Les Mouvements Terrestres à Travers le Paysage Séchant de l’Afrique du Sud

Une étude innovante récemment publiée dans le Journal of Geophysical Research: Solid Earth a révélé que de vastes portions de l’ Afrique du Sud  — et, par extension, une section du continent africain — sont en train de subir un  rehaussement terrestre  mesurable. Pendant des années, les géoscientifiques ont supposé que ce mouvement vertical était causé par des  plumes mantelliques  remontant de l’intérieur de la Terre. Cependant, des découvertes récentes pointent vers un coupable plus proche de la surface : la  sécheresse  et la  disparition de l’eau  des sols, des aquifères et des réservoirs.

L’Alerte de la Sécheresse et son Impact sur le Terrain

L’équipe de recherche, dirigée par des géodésistes de l’ Université de Bonn , a utilisé des  stations GPS  de haute précision dispersées à travers l’ Afrique du Sud  pour analyser les changements d’altitude de 2012 à 2020. Ils ont découvert que la surface du continent a augmenté en moyenne de  6 millimètres par an , certaines régions enregistrant une hausse allant jusqu’à  10 millimètres  durant des périodes de sécheresse particulièrement intenses.

Le tournant dans l’enquête s’est produit lorsque les données d’élévation ont été comparées avec la chronologie de la célèbre  sécheresse “Jour Zéro” , lorsque les niveaux d’eau à  Cape Town  ont failli atteindre les seuils de fermeture municipale. “Nous avons commencé à penser qu’il devrait y avoir un lien entre ce schéma et la perte d’eau”, a déclaré  Makan Karegar , auteur principal de l’étude. Son équipe a découvert que le moment du rehaussement coïncidait étroitement avec des périodes sévères de déplétion hydrique.

Alors que l’eau disparaît, sa  pression gravitationnelle  sur la croûte s’évapore.
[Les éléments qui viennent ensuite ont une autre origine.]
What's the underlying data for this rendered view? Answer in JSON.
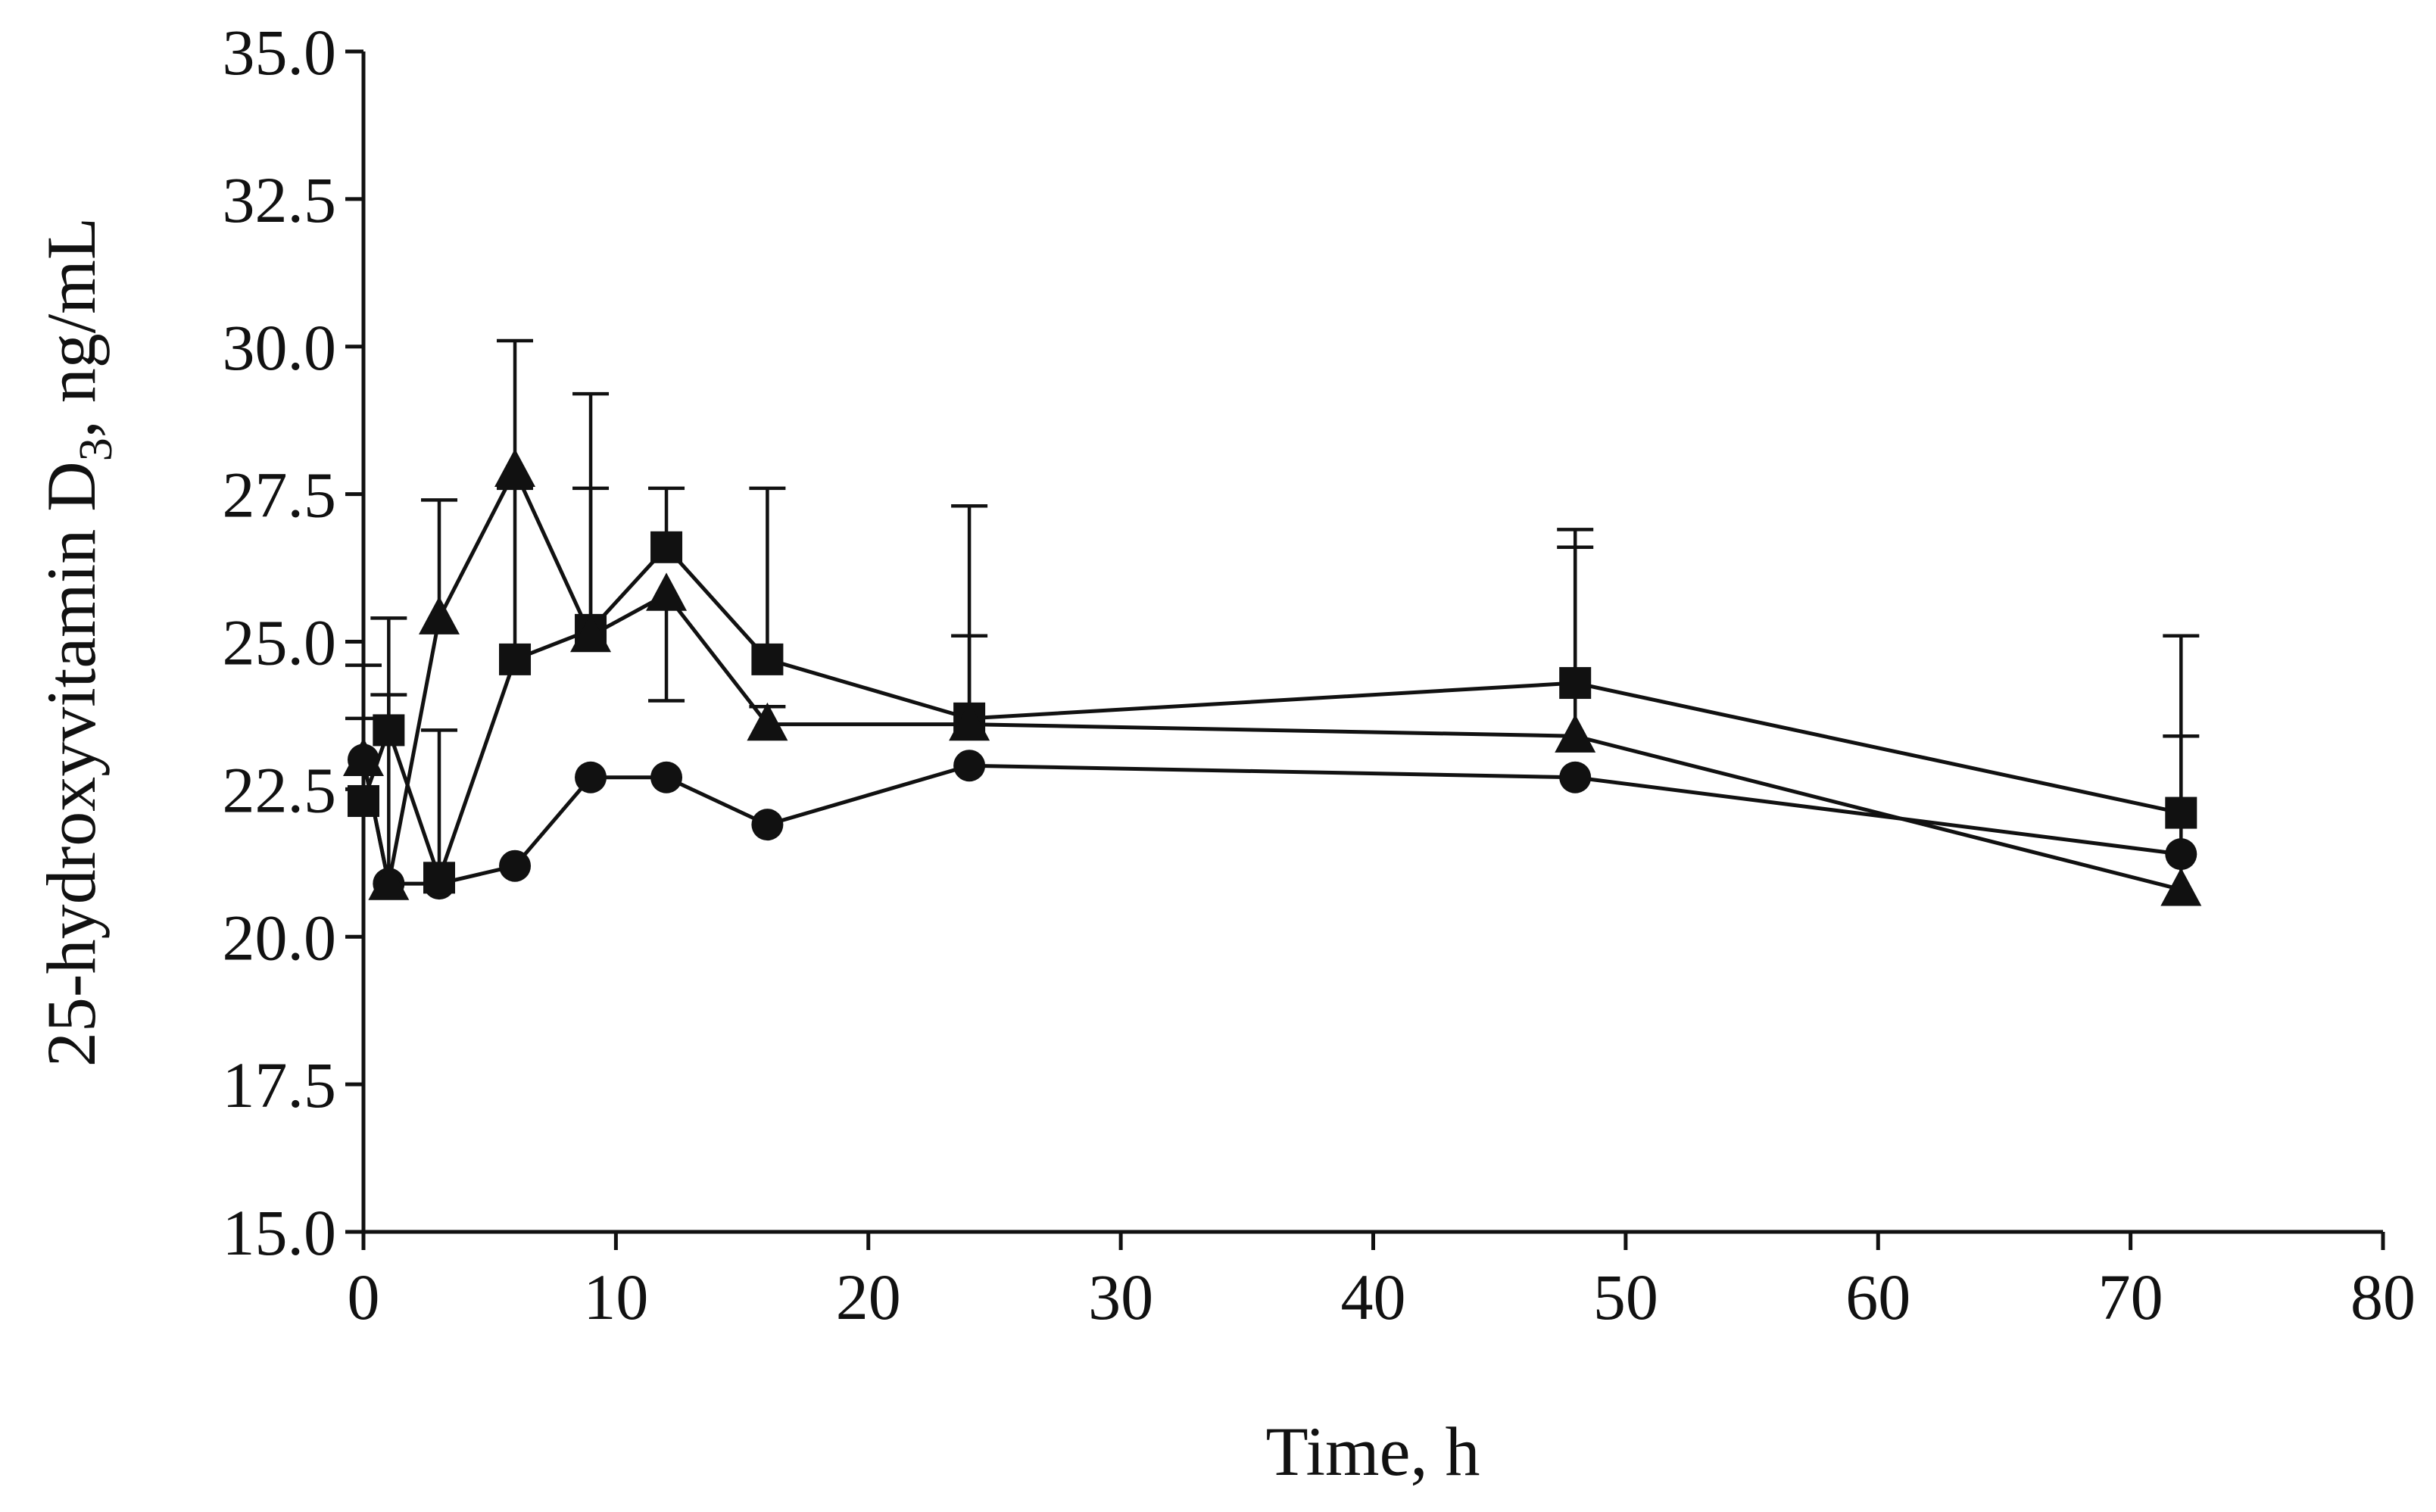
{
  "chart_data": {
    "type": "line",
    "title": "",
    "xlabel": "Time, h",
    "ylabel": {
      "prefix": "25-hydroxyvitamin D",
      "subscript": "3",
      "suffix": ", ng/mL"
    },
    "xlim": [
      0,
      80
    ],
    "ylim": [
      15.0,
      35.0
    ],
    "x_ticks": [
      0,
      10,
      20,
      30,
      40,
      50,
      60,
      70,
      80
    ],
    "x_tick_labels": [
      "0",
      "10",
      "20",
      "30",
      "40",
      "50",
      "60",
      "70",
      "80"
    ],
    "y_ticks": [
      15.0,
      17.5,
      20.0,
      22.5,
      25.0,
      27.5,
      30.0,
      32.5,
      35.0
    ],
    "y_tick_labels": [
      "15.0",
      "17.5",
      "20.0",
      "22.5",
      "25.0",
      "27.5",
      "30.0",
      "32.5",
      "35.0"
    ],
    "grid": false,
    "legend": "none",
    "error_bars": "upper (SD)",
    "series": [
      {
        "name": "circle series",
        "marker": "circle",
        "x": [
          0,
          1,
          3,
          6,
          9,
          12,
          16,
          24,
          48,
          72
        ],
        "y": [
          23.0,
          20.9,
          20.9,
          21.2,
          22.7,
          22.7,
          21.9,
          22.9,
          22.7,
          21.4
        ],
        "err_upper": [
          null,
          null,
          null,
          null,
          null,
          null,
          null,
          null,
          null,
          null
        ]
      },
      {
        "name": "square series",
        "marker": "square",
        "x": [
          0,
          1,
          3,
          6,
          9,
          12,
          16,
          24,
          48,
          72
        ],
        "y": [
          22.3,
          23.5,
          21.0,
          24.7,
          25.2,
          26.6,
          24.7,
          23.7,
          24.3,
          22.1
        ],
        "err_upper": [
          24.6,
          25.4,
          23.5,
          27.6,
          27.6,
          27.6,
          27.6,
          25.1,
          26.9,
          23.4
        ]
      },
      {
        "name": "triangle series",
        "marker": "triangle",
        "x": [
          0,
          1,
          3,
          6,
          9,
          12,
          16,
          24,
          48,
          72
        ],
        "y": [
          23.0,
          20.9,
          25.4,
          27.9,
          25.1,
          25.8,
          23.6,
          23.6,
          23.4,
          20.8
        ],
        "err_upper": [
          23.7,
          24.1,
          27.4,
          30.1,
          29.2,
          24.0,
          23.9,
          27.3,
          26.6,
          25.1
        ]
      }
    ]
  }
}
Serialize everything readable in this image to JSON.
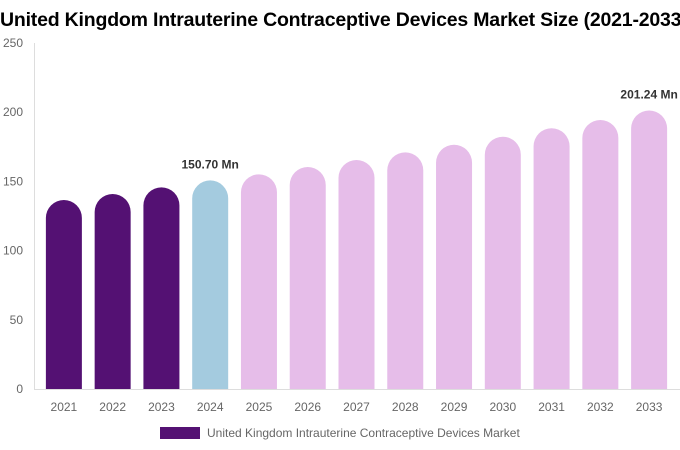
{
  "chart_data": {
    "type": "bar",
    "title": "United Kingdom Intrauterine Contraceptive Devices Market Size (2021-2033)",
    "categories": [
      "2021",
      "2022",
      "2023",
      "2024",
      "2025",
      "2026",
      "2027",
      "2028",
      "2029",
      "2030",
      "2031",
      "2032",
      "2033"
    ],
    "series": [
      {
        "name": "United Kingdom Intrauterine Contraceptive Devices Market",
        "values": [
          136.6,
          140.9,
          145.7,
          150.7,
          155.1,
          160.4,
          165.5,
          171.0,
          176.5,
          182.3,
          188.4,
          194.4,
          201.24
        ]
      }
    ],
    "data_labels": [
      {
        "category": "2024",
        "text": "150.70 Mn"
      },
      {
        "category": "2033",
        "text": "201.24 Mn"
      }
    ],
    "ylim": [
      0,
      250
    ],
    "yticks": [
      0,
      50,
      100,
      150,
      200,
      250
    ],
    "grid": false,
    "legend": "bottom",
    "colors": {
      "historical": "#541173",
      "current": "#a4cbdf",
      "forecast": "#e6bde9",
      "legend": "#541173"
    }
  }
}
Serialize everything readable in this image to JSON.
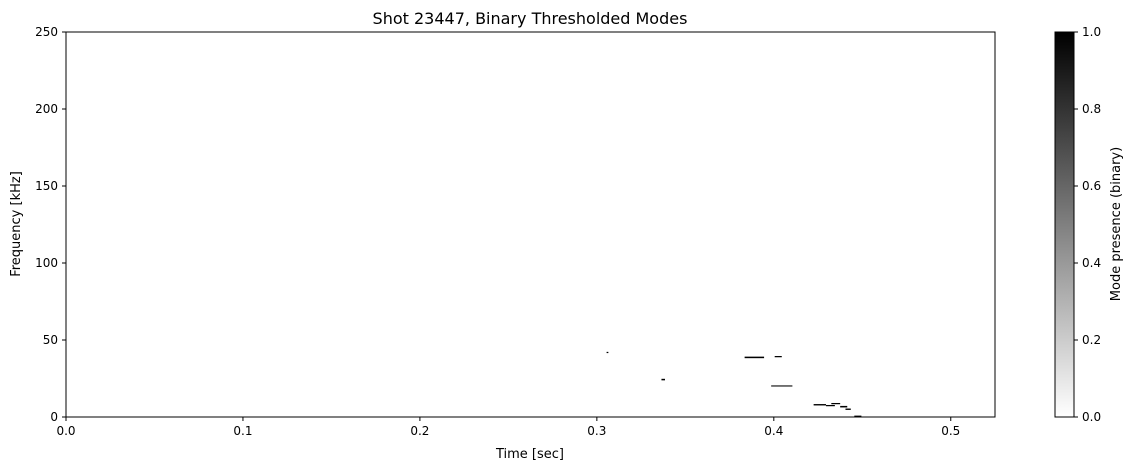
{
  "chart_data": {
    "type": "heatmap",
    "title": "Shot 23447, Binary Thresholded Modes",
    "xlabel": "Time [sec]",
    "ylabel": "Frequency [kHz]",
    "xlim": [
      0.0,
      0.525
    ],
    "ylim": [
      0,
      250
    ],
    "x_ticks": [
      0.0,
      0.1,
      0.2,
      0.3,
      0.4,
      0.5
    ],
    "x_tick_labels": [
      "0.0",
      "0.1",
      "0.2",
      "0.3",
      "0.4",
      "0.5"
    ],
    "y_ticks": [
      0,
      50,
      100,
      150,
      200,
      250
    ],
    "y_tick_labels": [
      "0",
      "50",
      "100",
      "150",
      "200",
      "250"
    ],
    "colormap": "gray_r",
    "grid": false,
    "colorbar": {
      "label": "Mode presence (binary)",
      "range": [
        0.0,
        1.0
      ],
      "ticks": [
        0.0,
        0.2,
        0.4,
        0.6,
        0.8,
        1.0
      ],
      "tick_labels": [
        "0.0",
        "0.2",
        "0.4",
        "0.6",
        "0.8",
        "1.0"
      ]
    },
    "mode_segments": [
      {
        "t_start": 0.3055,
        "t_end": 0.3065,
        "f_low": 41.5,
        "f_high": 42.3,
        "value": 1
      },
      {
        "t_start": 0.3365,
        "t_end": 0.3385,
        "f_low": 23.8,
        "f_high": 24.8,
        "value": 1
      },
      {
        "t_start": 0.3835,
        "t_end": 0.3945,
        "f_low": 38.2,
        "f_high": 39.2,
        "value": 1
      },
      {
        "t_start": 0.4005,
        "t_end": 0.4045,
        "f_low": 38.8,
        "f_high": 39.6,
        "value": 1
      },
      {
        "t_start": 0.3985,
        "t_end": 0.4105,
        "f_low": 19.8,
        "f_high": 20.5,
        "value": 1
      },
      {
        "t_start": 0.4225,
        "t_end": 0.4295,
        "f_low": 7.5,
        "f_high": 8.4,
        "value": 1
      },
      {
        "t_start": 0.4295,
        "t_end": 0.4345,
        "f_low": 7.0,
        "f_high": 7.8,
        "value": 1
      },
      {
        "t_start": 0.4325,
        "t_end": 0.4375,
        "f_low": 8.3,
        "f_high": 9.1,
        "value": 1
      },
      {
        "t_start": 0.4375,
        "t_end": 0.4415,
        "f_low": 6.2,
        "f_high": 7.2,
        "value": 1
      },
      {
        "t_start": 0.4405,
        "t_end": 0.4435,
        "f_low": 4.6,
        "f_high": 5.5,
        "value": 1
      },
      {
        "t_start": 0.4455,
        "t_end": 0.4495,
        "f_low": 0.0,
        "f_high": 0.9,
        "value": 1
      }
    ]
  }
}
Ce retrait de poids permet à la surface de la Terre de  rebondir élastiquement , un processus similaire à la manière dont la mousse à mémoire reprend sa forme une fois le poids comprimé retiré.

Un Rehaussement qui Ne Se Limite Pas à une Zone Locale

Ce qui a surpris les chercheurs, ce n’était pas uniquement l’augmentation d’altitude, mais à quel point celle-ci était  répandue . Bien qu’on s’attendait à ce que le terrain situé le plus près des grandes villes et des réservoirs montre des signes de rehaussement, les résultats ont montré que même des  zones rurales relativement éloignées  ont subi un mouvement vertical.

“La plus grande surprise pour nous a été de constater un rehaussement sur la plupart des parties de l’Afrique du Sud,” a noté  Christian Mielke , co-auteur de l’étude. “Nous avions prévu que cela n’affecterait probablement que les régions proches des villes,” a-t-il déclaré à  Live Science . Pourtant, les données ont révélé des schémas cohérents de rehaussement dans une large partie du pays, indiquant que la perte d’eau à travers le paysage — et pas seulement près des infrastructures urbaines — contribuait à cet gain d’altitude.

Cela suggère que la  nappe phréatique  et les réserves d’humidité souterraine à travers le continent jouent un rôle beaucoup plus important dans le comportement géophysique que ce qui était présumé jusqu’à présent.

Les Réseaux GPS comme Outils de Suivi du Stress Climatique

Les implications de cette découverte vont au-delà de la géologie. L’utilisation des données GPS pour détecter de tels mouvements terrestres petits mais significatifs pourrait évoluer en une méthode efficace de  détection de la sécheresse . Pendant que les modèles climatiques traditionnels utilisent des images satellites et le suivi des précipitations, les données d’altitude GPS offrent un  indicateur en temps réel et au niveau du sol  du stress hydrique.

Dans les pays dotés d’une infrastructure GPS dense, comme les  États-Unis , cette approche pourrait devenir un outil de première ligne dans la  gestion des ressources en eau  et la  préparation aux catastrophes . Karegar a insisté sur ce point lors de son interview : dans les régions où les stations GPS sont étroitement espacées, il serait possible de surveiller les changements avec une  précision spatiale  beaucoup plus grande.

Cette méthode fournit également un moyen indépendant de valider les  modèles climatiques , contribuant à confirmer quand et où se produit la  déplétion d’eau souterraine  — avant que d’autres systèmes n’enregistrent le changement.